Çok gezen, görmüş geçirmiş insan oluyor
GEZMEK, EĞİTİR İNSANı, GEZMEK ÖĞRETİR. YENİ mekânlar, YENİ İNSANLAR TANıRSıN GEZDİKÇE. HER kültür BİR ZENGİNLİK olarak katılır İNSANA. VE BÖYLECE GEZMİŞ Görmüş, kültürlenmİş olursun
Gezmek, güzeldir. Gezmek, eğitir insanı, gezmek öğretir. Yeni mekânlar, yeni insanlar tanırsın gezdikçe. Yeni kültürler edinir insan. Her kültür bir zenginlik olarak katılır insana. Ve böylece gezmiş görmüş, kültürlenmiş olursun. Adına da çok gezmiş çok görmüş derler.

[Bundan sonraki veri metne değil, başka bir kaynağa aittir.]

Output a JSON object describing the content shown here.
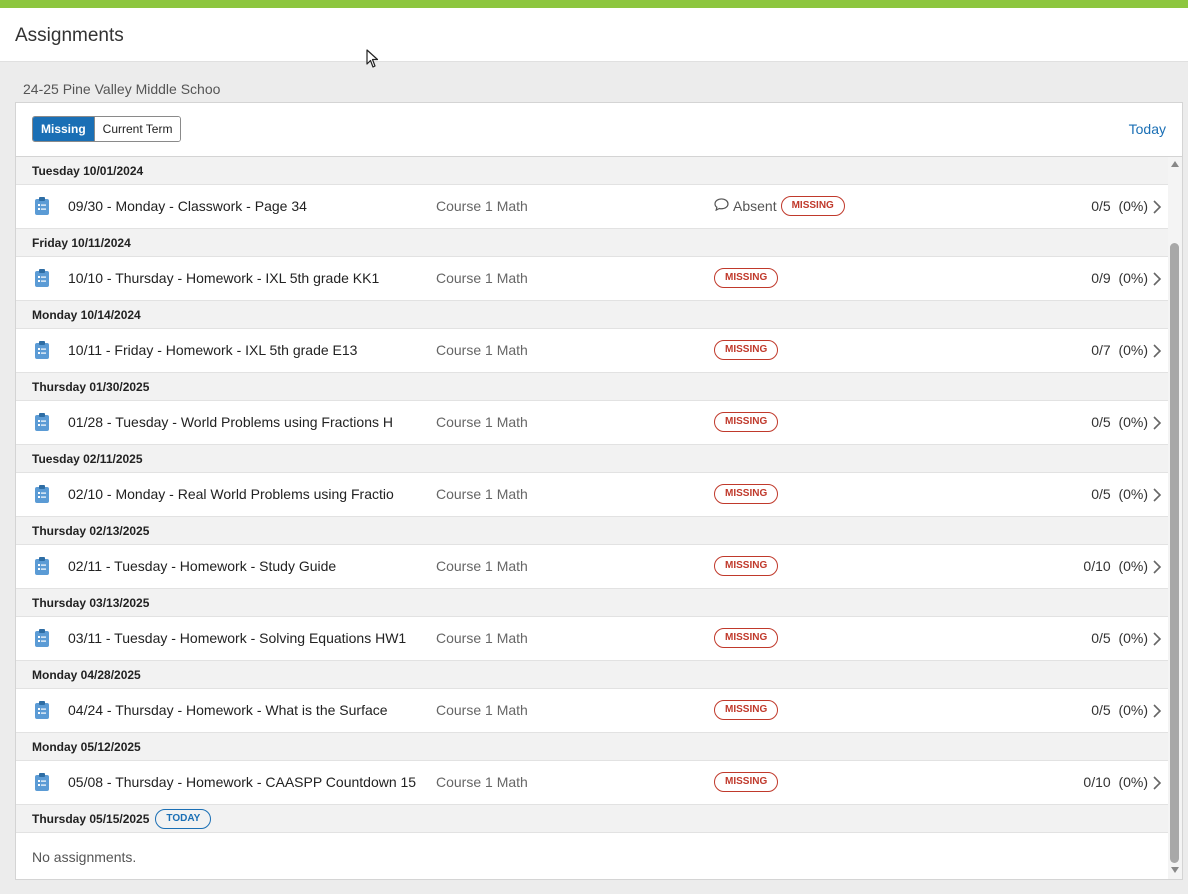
{
  "header": {
    "title": "Assignments"
  },
  "school": "24-25 Pine Valley Middle Schoo",
  "toolbar": {
    "tabs": [
      {
        "label": "Missing",
        "active": true
      },
      {
        "label": "Current Term",
        "active": false
      }
    ],
    "today_link": "Today"
  },
  "colors": {
    "accent_bar": "#8dc63f",
    "primary": "#1a6fb5",
    "missing": "#c0392b"
  },
  "groups": [
    {
      "date": "Tuesday 10/01/2024",
      "items": [
        {
          "name": "09/30 - Monday - Classwork - Page 34",
          "course": "Course 1 Math",
          "absent": "Absent",
          "status": "MISSING",
          "score": "0/5",
          "percent": "(0%)"
        }
      ]
    },
    {
      "date": "Friday 10/11/2024",
      "items": [
        {
          "name": "10/10 - Thursday - Homework - IXL 5th grade KK1",
          "course": "Course 1 Math",
          "status": "MISSING",
          "score": "0/9",
          "percent": "(0%)"
        }
      ]
    },
    {
      "date": "Monday 10/14/2024",
      "items": [
        {
          "name": "10/11 - Friday - Homework - IXL 5th grade E13",
          "course": "Course 1 Math",
          "status": "MISSING",
          "score": "0/7",
          "percent": "(0%)"
        }
      ]
    },
    {
      "date": "Thursday 01/30/2025",
      "items": [
        {
          "name": "01/28 - Tuesday - World Problems using Fractions H",
          "course": "Course 1 Math",
          "status": "MISSING",
          "score": "0/5",
          "percent": "(0%)"
        }
      ]
    },
    {
      "date": "Tuesday 02/11/2025",
      "items": [
        {
          "name": "02/10 - Monday - Real World Problems using Fractio",
          "course": "Course 1 Math",
          "status": "MISSING",
          "score": "0/5",
          "percent": "(0%)"
        }
      ]
    },
    {
      "date": "Thursday 02/13/2025",
      "items": [
        {
          "name": "02/11 - Tuesday - Homework - Study Guide",
          "course": "Course 1 Math",
          "status": "MISSING",
          "score": "0/10",
          "percent": "(0%)"
        }
      ]
    },
    {
      "date": "Thursday 03/13/2025",
      "items": [
        {
          "name": "03/11 - Tuesday - Homework - Solving Equations HW1",
          "course": "Course 1 Math",
          "status": "MISSING",
          "score": "0/5",
          "percent": "(0%)"
        }
      ]
    },
    {
      "date": "Monday 04/28/2025",
      "items": [
        {
          "name": "04/24 - Thursday - Homework - What is the Surface",
          "course": "Course 1 Math",
          "status": "MISSING",
          "score": "0/5",
          "percent": "(0%)"
        }
      ]
    },
    {
      "date": "Monday 05/12/2025",
      "items": [
        {
          "name": "05/08 - Thursday - Homework - CAASPP Countdown 15",
          "course": "Course 1 Math",
          "status": "MISSING",
          "score": "0/10",
          "percent": "(0%)"
        }
      ]
    }
  ],
  "today_group": {
    "date": "Thursday 05/15/2025",
    "badge": "TODAY",
    "empty_text": "No assignments."
  }
}
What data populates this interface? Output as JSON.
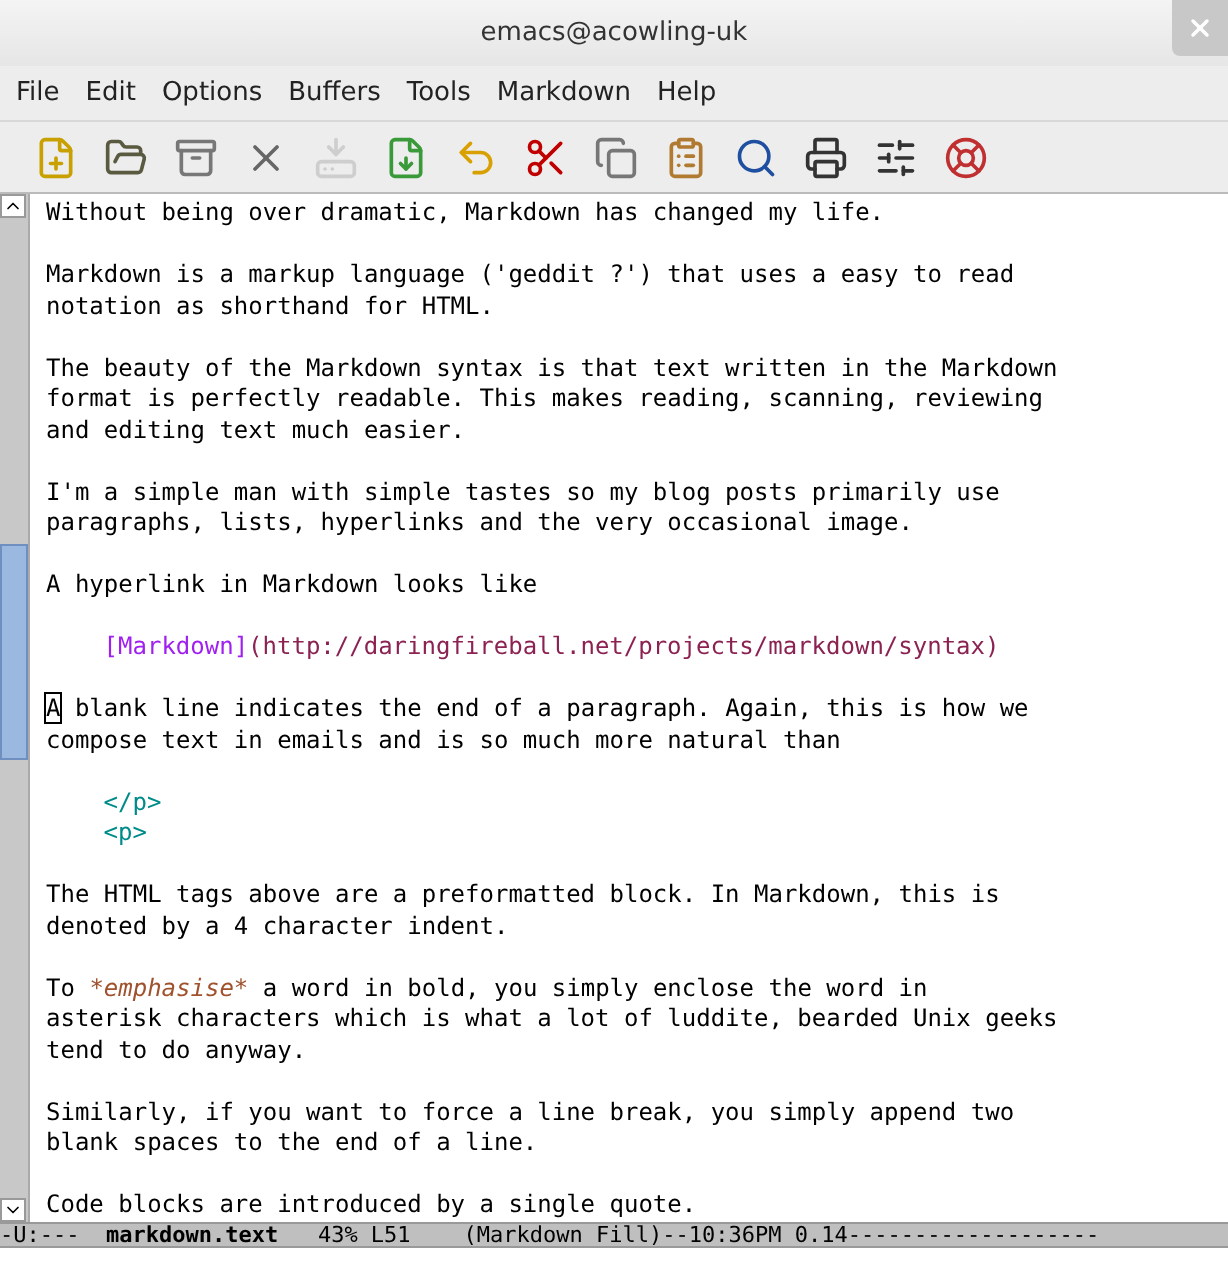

Hakikaten de çok gezen çok gören kültürlü olmuş oluyor. Bir çetrefilli mesele olunca ona danışılır, onun görüşü önemsenir. Nitekim öyledir de. Bir konu ile ilgili sadece bir açıdan bakmaz o. O olayın değişik boyutlarını değerlendirir ve çözümler bulur. Hele bir de birazcık okumuşsa demeyin hayatın keyfine.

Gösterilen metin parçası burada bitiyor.